During one practice, I was working through a lot, after the class I spoke with the instructor; she suggested I see Kathleen Barratt for a breathwork session. After that experience, I knew there was so much more I needed to learn! Working with Kathleen and the Barratt Breathwork® model taught me more about breath, energy, and consciousness, and it introduced me to bioenergy. I later studied with master bioenergy healer Mietek Wirkus. In the first bioenergy class I took, I knew that I had tapped into a natural innate healing ability that had been dormant.

As I practiced yoga, breathwork, and bioenergy, it became clear to me that helping others through these modalities would be part of my path. With that awareness, I left the corporate world in 2014 after 14 years of working for global agriscience and biotechnology companies. I am grateful for my time in the corporate world. The last five years with my full-time job became much smoother as I integrated yoga, breathwork, and bioenergy practices into my life. All three practices have a deep focus on breath and meditation.


My meditation practice developed from this trinity of disciplines. Synthesizing them has connected me to a depth of my being I had no idea existed. They have allowed me to serve others, support my health and wellness, and heighten my intuitive sensitivity so I can continue the work. I no longer take medication for narcolepsy and have a more loving relationship with my body, mind, and spirit. I have opened to Joy—the real deal, not something that can be bought or conjured up.

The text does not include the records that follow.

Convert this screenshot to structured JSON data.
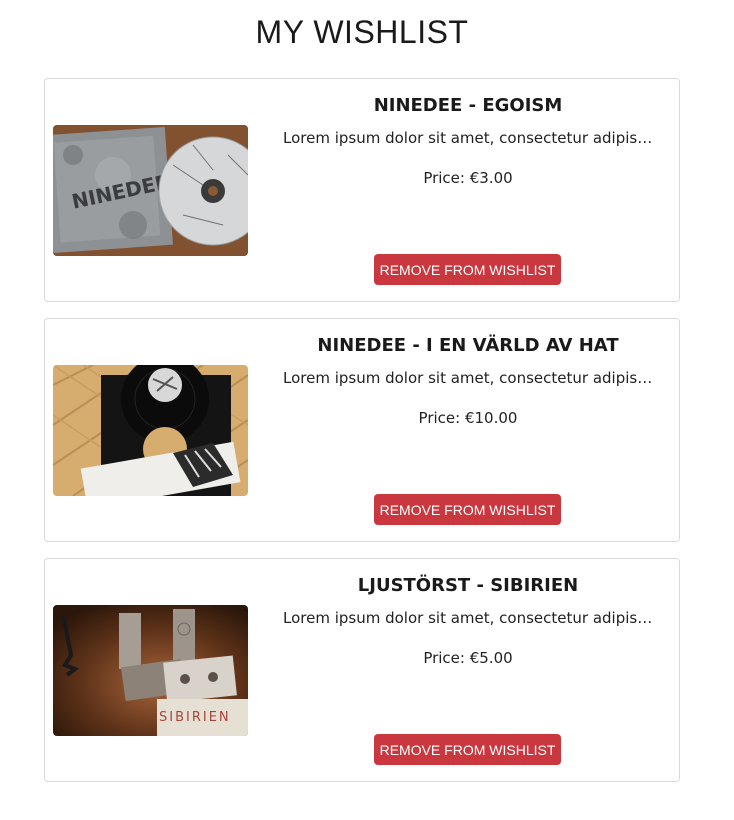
{
  "page": {
    "title": "MY WISHLIST"
  },
  "wishlist": {
    "items": [
      {
        "title": "NINEDEE - EGOISM",
        "description": "Lorem ipsum dolor sit amet, consectetur adipiscing elit, sed do eiusmod tempor incididunt",
        "price": "Price: €3.00",
        "button_label": "REMOVE FROM WISHLIST",
        "image_text": "NINEDEE"
      },
      {
        "title": "NINEDEE - I EN VÄRLD AV HAT",
        "description": "Lorem ipsum dolor sit amet, consectetur adipiscing elit, sed do eiusmod tempor incididunt",
        "price": "Price: €10.00",
        "button_label": "REMOVE FROM WISHLIST"
      },
      {
        "title": "LJUSTÖRST - SIBIRIEN",
        "description": "Lorem ipsum dolor sit amet, consectetur adipiscing elit, sed do eiusmod tempor incididunt",
        "price": "Price: €5.00",
        "button_label": "REMOVE FROM WISHLIST",
        "image_text": "SIBIRIEN"
      }
    ]
  },
  "colors": {
    "button_bg": "#c9373f",
    "card_border": "#d9d9d9"
  }
}
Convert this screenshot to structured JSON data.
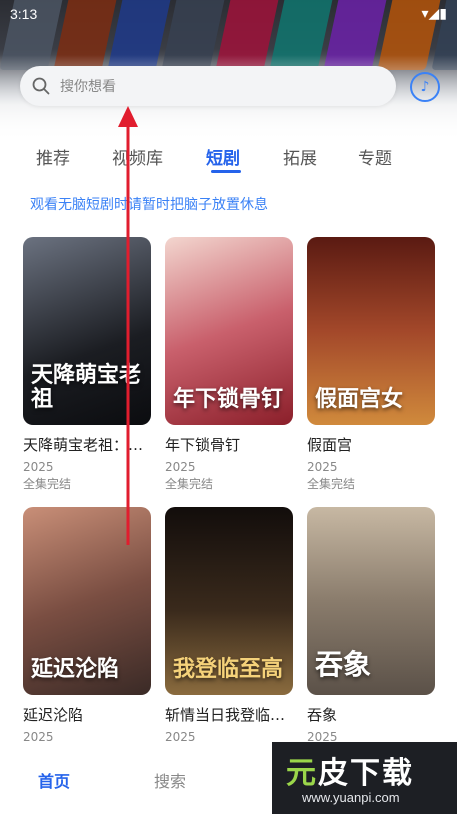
{
  "status_bar": {
    "time": "3:13",
    "icons": "▾◢▮"
  },
  "search": {
    "placeholder": "搜你想看"
  },
  "tabs": [
    {
      "label": "推荐"
    },
    {
      "label": "视频库"
    },
    {
      "label": "短剧"
    },
    {
      "label": "拓展"
    },
    {
      "label": "专题"
    }
  ],
  "notice": "观看无脑短剧时请暂时把脑子放置休息",
  "cards": [
    {
      "title": "天降萌宝老祖：孝子贤孙都跪下",
      "poster_text": "天降萌宝老祖",
      "year": "2025",
      "status": "全集完结",
      "c1": "#1b1d22",
      "c2": "#6b7280"
    },
    {
      "title": "年下锁骨钉",
      "poster_text": "年下锁骨钉",
      "year": "2025",
      "status": "全集完结",
      "c1": "#8b1f2a",
      "c2": "#f3d6cf"
    },
    {
      "title": "假面宫",
      "poster_text": "假面宫女",
      "year": "2025",
      "status": "全集完结",
      "c1": "#5a1a12",
      "c2": "#d08a3c"
    },
    {
      "title": "延迟沦陷",
      "poster_text": "延迟沦陷",
      "year": "2025",
      "status": "",
      "c1": "#3a2a26",
      "c2": "#c98f78"
    },
    {
      "title": "斩情当日我登临至高",
      "poster_text": "我登临至高",
      "year": "2025",
      "status": "",
      "c1": "#120d0b",
      "c2": "#8a6b3e"
    },
    {
      "title": "吞象",
      "poster_text": "吞象",
      "year": "2025",
      "status": "",
      "c1": "#5b5148",
      "c2": "#c7b8a3"
    }
  ],
  "bottom_nav": [
    {
      "label": "首页"
    },
    {
      "label": "搜索"
    }
  ],
  "watermark": {
    "main_a": "元",
    "main_b": "皮下载",
    "url": "www.yuanpi.com"
  },
  "colors": {
    "accent": "#2563eb",
    "annotation_arrow": "#e11d2e"
  }
}
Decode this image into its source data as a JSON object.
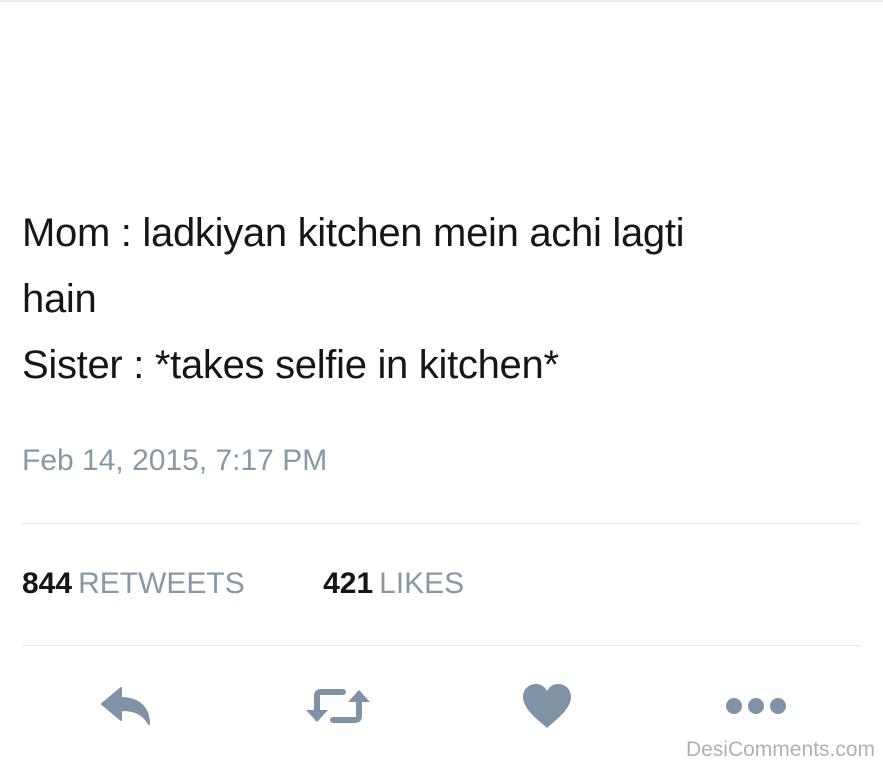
{
  "tweet": {
    "text_lines": [
      "Mom : ladkiyan kitchen mein achi lagti",
      "hain",
      "Sister : *takes selfie in kitchen*"
    ],
    "timestamp": "Feb 14, 2015, 7:17 PM"
  },
  "stats": {
    "retweets_count": "844",
    "retweets_label": "RETWEETS",
    "likes_count": "421",
    "likes_label": "LIKES"
  },
  "actions": {
    "icon_color": "#7f92a6",
    "items": [
      {
        "icon": "reply-icon"
      },
      {
        "icon": "retweet-icon"
      },
      {
        "icon": "heart-icon"
      },
      {
        "icon": "more-icon"
      }
    ]
  },
  "watermark": "DesiComments.com"
}
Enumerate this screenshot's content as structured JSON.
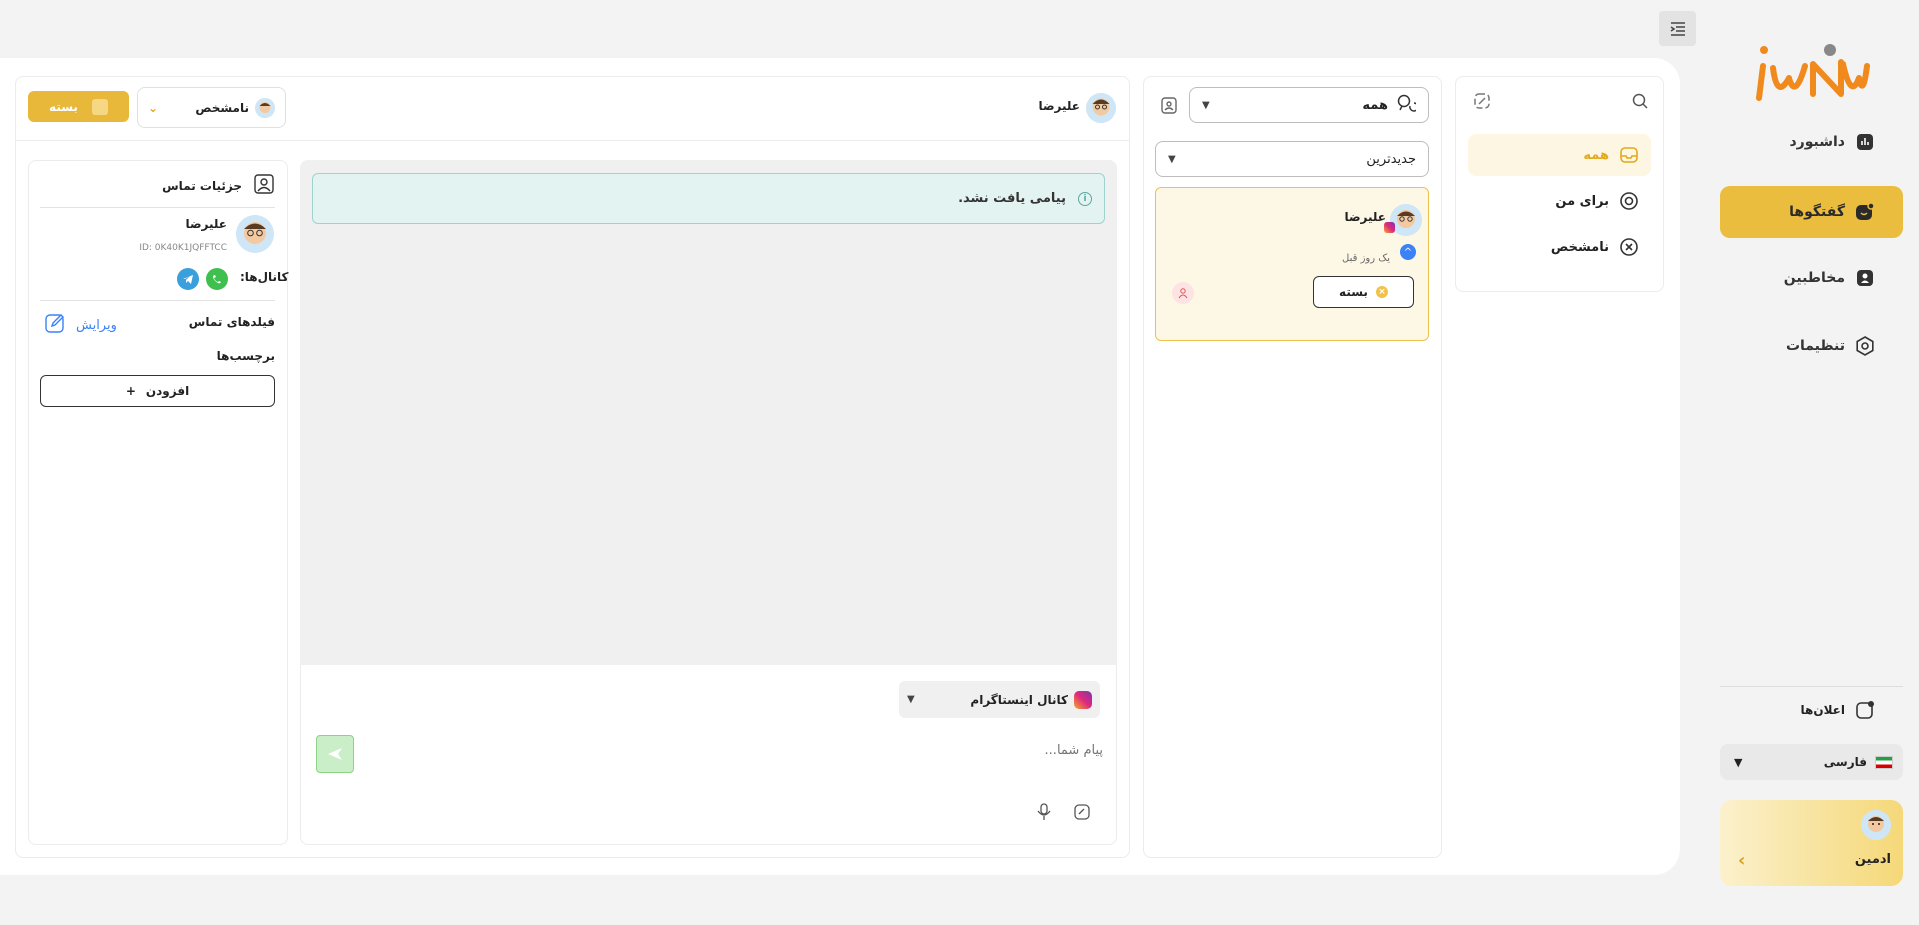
{
  "brand": {
    "logo_text": "iWN"
  },
  "sidebar": {
    "items": [
      {
        "label": "داشبورد",
        "icon": "chart-icon",
        "active": false
      },
      {
        "label": "گفتگوها",
        "icon": "chat-icon",
        "active": true
      },
      {
        "label": "مخاطبین",
        "icon": "contacts-icon",
        "active": false
      },
      {
        "label": "تنظیمات",
        "icon": "settings-icon",
        "active": false
      }
    ],
    "announcements": "اعلان‌ها",
    "language": "فارسی",
    "profile_name": "ادمین"
  },
  "filters": {
    "items": [
      {
        "label": "همه",
        "icon": "inbox-icon",
        "active": true
      },
      {
        "label": "برای من",
        "icon": "at-icon",
        "active": false
      },
      {
        "label": "نامشخص",
        "icon": "close-circle-icon",
        "active": false
      }
    ]
  },
  "list": {
    "scope_select": "همه",
    "sort_select": "جدیدترین",
    "conversations": [
      {
        "name": "علیرضا",
        "time": "یک روز قبل",
        "status": "بسته"
      }
    ]
  },
  "chat": {
    "contact_name": "علیرضا",
    "assignee": "نامشخص",
    "status_button": "بسته",
    "empty_message": "پیامی یافت نشد.",
    "channel": "کانال اینستاگرام",
    "input_placeholder": "پیام شما..."
  },
  "contact": {
    "title": "جزئیات تماس",
    "name": "علیرضا",
    "id_text": "ID: 0K40K1JQFFTCC",
    "channels_label": "کانال‌ها:",
    "fields_label": "فیلدهای تماس",
    "edit_label": "ویرایش",
    "tags_label": "برچسب‌ها",
    "add_label": "افزودن"
  },
  "colors": {
    "accent": "#ebbd3e",
    "brand_orange": "#f08a1c",
    "alert_bg": "#e3f3f1"
  }
}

I still encounter challenges, but my trove of practices supports me at all times. Maintaining a sense of curiosity is key; we are are all in this school of life together. Each moment is an opportunity, every breath a gift. I will always be a student walking along the path. Now that I've opened the door, see the path before me more clearly, and am ready to step out, I extend my hand in service to others to walk through their own personal door home to freedom.